Умница Корф вовсе не желал раздувать неприятную историю и, хорошо зная на собственном опыте придворного, как изменчивы порой бывают обстоятельства, приказал Дювернуа стребовать с больного обстоятельный рапорт о состоянии здоровья. Василию Кирилловичу, ежели он действительно собрался отойти в мир иной, подобная процедура не навредит, не поможет, а он же на всякий случай окажется во всеоружии. Конечно, не могло быть и двух мнений: Иоганн Альбрехт был до крайности возмущён попранием достоинства вверенного ему подчинённого, но он хорошо умел скрывать чувства и улыбался или негодовал во дворце в соответствии с настроением персоны, с которой приходилось обсуждать взволновавший всех инцидент. Поговаривали, что герцог разъярён и не желает спускать Волынскому наглого бесчинства, учинённого в его покоях, умалявшего, без сомнения, достоинство его светлости в глазах собравшихся на церемонию иностранных дипломатов. Но Артемий Петрович словно не замечал недоброжелательных взглядов и вёл себя всё более вызывающе – Анна с восторгом вспоминала ледовую потеху, и кабинет-министр чувствовал себя всесильным за её державной спиной. На вопросы любопытных фон Корф отвечал, что он знает меньше всех (что было сущей правдой), и в Академии пресекал любые разговоры о больном Тредиаковском. Снабдив Дювернуа указаниями, он передал ему напоследок письмо, пришедшее в канцелярию из Германии от одного из академических студентов.

– Василий Евдокимович Адодуров настоятельно рекомендовал Тредиаковскому, если тот в силах, ознакомиться с сей премудростью. Там что-то касательно стихосложения, – сказал он медику, передавая увесистый пакет.

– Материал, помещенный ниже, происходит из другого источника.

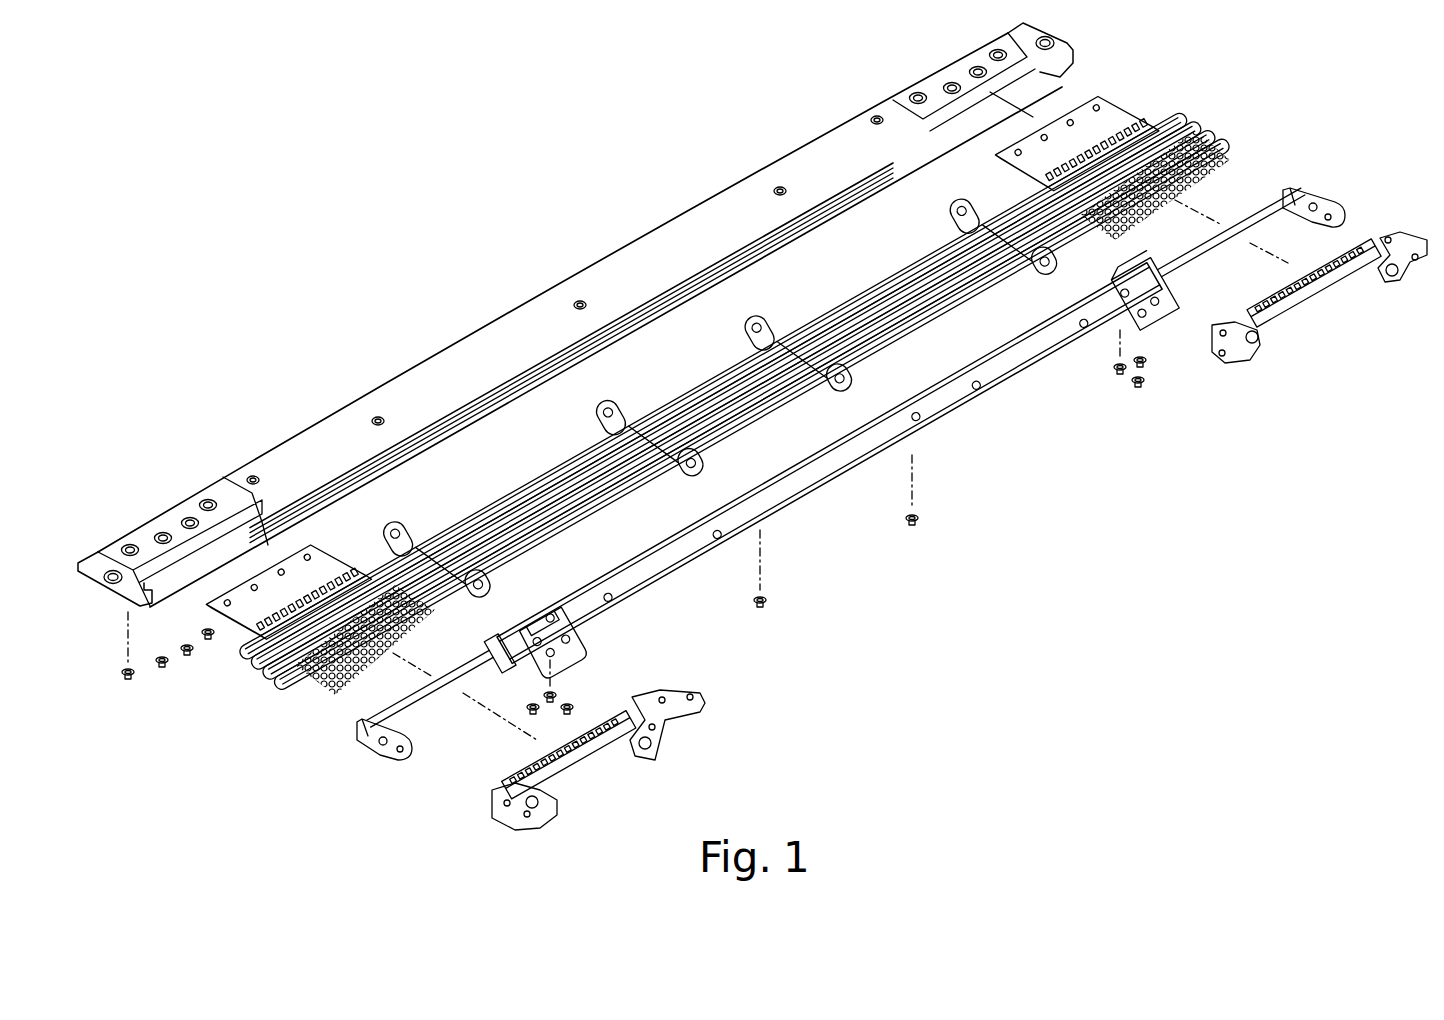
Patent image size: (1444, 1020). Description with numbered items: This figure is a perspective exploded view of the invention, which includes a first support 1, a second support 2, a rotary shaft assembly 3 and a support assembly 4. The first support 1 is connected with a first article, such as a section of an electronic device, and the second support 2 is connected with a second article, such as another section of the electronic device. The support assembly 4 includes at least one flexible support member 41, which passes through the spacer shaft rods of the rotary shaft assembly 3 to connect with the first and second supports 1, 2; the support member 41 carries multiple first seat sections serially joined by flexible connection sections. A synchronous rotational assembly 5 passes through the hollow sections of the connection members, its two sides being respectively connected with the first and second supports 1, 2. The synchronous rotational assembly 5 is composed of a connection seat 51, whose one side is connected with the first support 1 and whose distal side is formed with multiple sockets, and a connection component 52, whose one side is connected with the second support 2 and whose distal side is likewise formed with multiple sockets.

The first support 1 is at (450, 372).
The second support 2 is at (813, 463).
The rotary shaft assembly 3 is at (504, 488).
The support assembly 4 is at (720, 398).
The flexible support member 41 is at (618, 414).
The synchronous rotational assembly 5 is at (315, 708).
The connection seat 51 is at (330, 556).
The connection component 52 is at (628, 712).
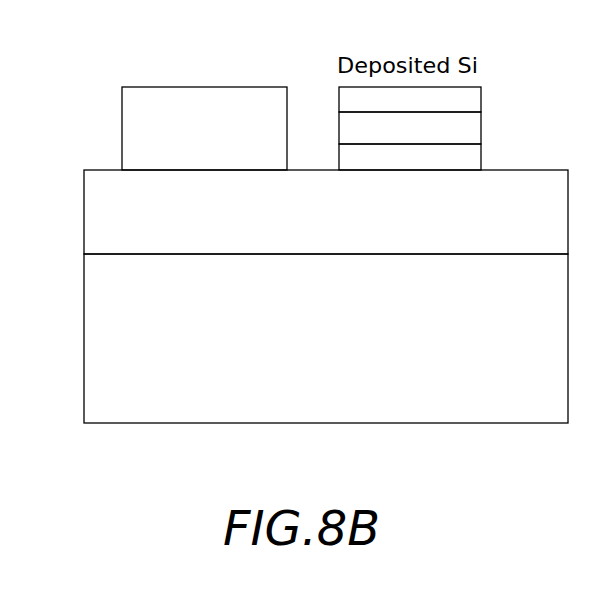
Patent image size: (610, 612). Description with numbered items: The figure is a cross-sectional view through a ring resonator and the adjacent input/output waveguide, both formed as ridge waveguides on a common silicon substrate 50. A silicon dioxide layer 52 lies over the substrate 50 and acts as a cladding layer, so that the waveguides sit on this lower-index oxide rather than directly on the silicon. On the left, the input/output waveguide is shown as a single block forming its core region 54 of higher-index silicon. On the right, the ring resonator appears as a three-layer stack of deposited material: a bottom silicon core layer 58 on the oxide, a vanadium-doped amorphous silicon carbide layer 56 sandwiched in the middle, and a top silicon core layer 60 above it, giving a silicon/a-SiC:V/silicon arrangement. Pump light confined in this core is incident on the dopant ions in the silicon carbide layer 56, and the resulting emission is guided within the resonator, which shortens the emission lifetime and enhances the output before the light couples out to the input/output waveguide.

The substrate 50 is at (122, 368).
The silicon dioxide layer 52 is at (122, 225).
The core region 54 is at (159, 110).
The ion doped amorphous silicon carbide layer 56 is at (470, 127).
The bottom core layer 58 is at (470, 158).
The top core layer 60 is at (470, 97).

Президент, так же как и Адодуров, считал, что проявляет тем истинную заботу о пострадавшем.

Явившись к стихотворцу, доктор внимательно оглядел раны и, не найдя в них ничего смертельного и похвалив лечение Сатароша, прописал для поднятия настроения и улучшения тока и горячести крови пить подогретый рейнвейн с пряностями. Поскольку больной так и не пожелал с ним говорить, то, передав ему приказ президента и положив письма на столик у окна, господин профессор вскоре удалился, справедливо считая свою миссию оконченной. Дювернуа, не разобравшись в состоянии душевной болезни пациента, был всё же немного шокирован оказанным приёмом, но, как и всякий воспитанный француз, не подал виду.